“I never can tell you.”
“Speak—speak; you can not surely wish to screen a malefactor from justice?”
“No; but if the said malefactor should be—”
“If he were my own son, I should insist upon your telling me.”
“Well, then, it appeared to me that the robber was your brother-in-law, mirabeau! But I might be mistaken; and, as I said before, fear—”
“Impossible: no, it can not be. Mirabeau a footpad! No, no. You are mistaken, my good friend.”
“Certainly—certainly.”
“Let us not speak any more of this,” said Count du Saillant. “We will return to the drawing-room, and I hope you will be as gay as usual; if not, I shall set you down as a mad-man. I will so manage that our absence shall not be thought any thing of.” And the gentlemen re-entered the drawing room, one a short time before the other.
The visitor succeeded in resuming his accustomed manner; but the count fell into a gloomy reverie, in spite of all his efforts.
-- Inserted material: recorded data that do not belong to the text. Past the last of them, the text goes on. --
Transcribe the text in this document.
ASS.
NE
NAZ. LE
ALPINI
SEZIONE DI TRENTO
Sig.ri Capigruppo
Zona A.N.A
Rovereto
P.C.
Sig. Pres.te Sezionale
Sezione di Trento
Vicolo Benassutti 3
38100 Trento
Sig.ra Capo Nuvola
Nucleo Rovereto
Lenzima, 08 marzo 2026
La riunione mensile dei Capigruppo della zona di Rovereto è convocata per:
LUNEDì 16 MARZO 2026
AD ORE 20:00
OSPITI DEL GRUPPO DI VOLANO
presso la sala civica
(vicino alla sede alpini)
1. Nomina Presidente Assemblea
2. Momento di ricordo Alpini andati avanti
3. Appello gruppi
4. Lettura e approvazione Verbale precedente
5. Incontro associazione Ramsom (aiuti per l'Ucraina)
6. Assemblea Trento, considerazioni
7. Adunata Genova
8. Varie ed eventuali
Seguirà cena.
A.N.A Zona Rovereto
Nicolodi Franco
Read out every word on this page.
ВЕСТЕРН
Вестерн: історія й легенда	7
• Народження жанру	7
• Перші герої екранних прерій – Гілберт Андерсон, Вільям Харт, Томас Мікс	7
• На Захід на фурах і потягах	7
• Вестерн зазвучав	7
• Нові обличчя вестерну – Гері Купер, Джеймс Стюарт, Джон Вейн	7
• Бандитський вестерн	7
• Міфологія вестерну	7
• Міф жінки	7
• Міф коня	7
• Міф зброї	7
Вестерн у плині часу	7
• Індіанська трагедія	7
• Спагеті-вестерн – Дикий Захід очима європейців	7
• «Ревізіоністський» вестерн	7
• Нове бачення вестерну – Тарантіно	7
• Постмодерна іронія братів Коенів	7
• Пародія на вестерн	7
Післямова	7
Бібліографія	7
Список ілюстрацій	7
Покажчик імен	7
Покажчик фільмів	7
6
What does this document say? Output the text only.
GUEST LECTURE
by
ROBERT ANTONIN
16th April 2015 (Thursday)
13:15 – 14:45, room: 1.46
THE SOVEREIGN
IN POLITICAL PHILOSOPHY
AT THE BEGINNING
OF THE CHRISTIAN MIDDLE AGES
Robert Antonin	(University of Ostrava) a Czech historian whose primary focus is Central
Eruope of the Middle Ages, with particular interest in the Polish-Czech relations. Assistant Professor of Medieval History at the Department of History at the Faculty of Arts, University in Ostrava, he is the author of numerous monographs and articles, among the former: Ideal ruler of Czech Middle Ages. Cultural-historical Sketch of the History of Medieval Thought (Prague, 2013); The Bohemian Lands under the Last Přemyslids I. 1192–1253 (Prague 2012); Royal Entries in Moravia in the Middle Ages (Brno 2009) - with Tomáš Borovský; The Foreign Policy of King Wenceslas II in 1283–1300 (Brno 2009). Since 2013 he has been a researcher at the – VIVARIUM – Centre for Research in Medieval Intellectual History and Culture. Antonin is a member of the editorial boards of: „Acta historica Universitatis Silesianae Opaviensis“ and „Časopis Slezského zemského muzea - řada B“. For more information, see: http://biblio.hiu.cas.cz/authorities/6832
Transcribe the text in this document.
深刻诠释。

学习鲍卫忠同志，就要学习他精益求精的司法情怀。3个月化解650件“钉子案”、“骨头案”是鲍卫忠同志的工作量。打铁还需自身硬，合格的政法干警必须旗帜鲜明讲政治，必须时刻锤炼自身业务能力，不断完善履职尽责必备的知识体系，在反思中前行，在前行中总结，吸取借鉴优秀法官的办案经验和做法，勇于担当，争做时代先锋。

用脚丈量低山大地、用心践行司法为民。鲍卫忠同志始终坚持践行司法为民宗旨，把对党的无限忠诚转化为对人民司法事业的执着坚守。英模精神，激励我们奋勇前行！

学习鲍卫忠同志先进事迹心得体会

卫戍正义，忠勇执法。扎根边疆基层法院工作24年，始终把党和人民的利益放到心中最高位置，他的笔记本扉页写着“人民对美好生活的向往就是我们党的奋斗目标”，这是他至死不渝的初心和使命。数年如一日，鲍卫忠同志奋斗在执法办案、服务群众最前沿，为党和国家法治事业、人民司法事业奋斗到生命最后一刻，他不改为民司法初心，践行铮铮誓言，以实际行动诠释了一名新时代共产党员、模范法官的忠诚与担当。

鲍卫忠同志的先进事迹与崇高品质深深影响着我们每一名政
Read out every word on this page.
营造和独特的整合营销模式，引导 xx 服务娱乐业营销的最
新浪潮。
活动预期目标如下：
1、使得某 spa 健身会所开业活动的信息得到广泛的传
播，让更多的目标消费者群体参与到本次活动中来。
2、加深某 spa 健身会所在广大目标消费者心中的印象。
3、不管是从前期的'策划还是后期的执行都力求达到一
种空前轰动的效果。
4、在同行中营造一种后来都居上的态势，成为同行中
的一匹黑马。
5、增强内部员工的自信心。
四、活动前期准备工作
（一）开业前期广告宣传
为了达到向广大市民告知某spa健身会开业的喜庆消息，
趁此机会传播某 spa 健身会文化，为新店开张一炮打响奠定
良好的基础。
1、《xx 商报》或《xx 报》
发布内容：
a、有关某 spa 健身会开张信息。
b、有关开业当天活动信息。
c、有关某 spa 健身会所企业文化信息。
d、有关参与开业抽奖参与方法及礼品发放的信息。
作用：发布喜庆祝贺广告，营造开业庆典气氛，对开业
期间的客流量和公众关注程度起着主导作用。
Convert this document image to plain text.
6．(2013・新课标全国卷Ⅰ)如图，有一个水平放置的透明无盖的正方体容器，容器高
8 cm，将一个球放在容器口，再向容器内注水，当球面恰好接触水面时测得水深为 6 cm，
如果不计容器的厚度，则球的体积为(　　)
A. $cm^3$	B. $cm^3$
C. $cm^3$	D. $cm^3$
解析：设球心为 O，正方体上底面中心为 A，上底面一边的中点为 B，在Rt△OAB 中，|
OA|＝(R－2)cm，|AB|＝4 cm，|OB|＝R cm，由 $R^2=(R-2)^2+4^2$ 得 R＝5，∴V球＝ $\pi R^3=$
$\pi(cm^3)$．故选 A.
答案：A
He could not banish from his mind the extraordinary story he had heard: it haunted him; and at last, worn out with the most painful conjectures, he again took his friend aside, questioned him afresh, and the result was, that a plan was agreed upon for solving the mystery. It was arranged that M. De —— should in the course of the evening mention casually, as it were, that he was engaged on a certain day to meet a party at a friend's house to dinner, and that he purposed coming afterward to take a bed at the château, where he hoped to arrive at about nine in the evening. The announcement was accordingly made in the course of conversation, when all the guests were present—good care being taken that it should be heard by Mirabeau, who at the time was playing a game of chess with the curé.
A week passed away, in the course of which a farmer was stopped and robbed of his purse; and at length the critical night arrived.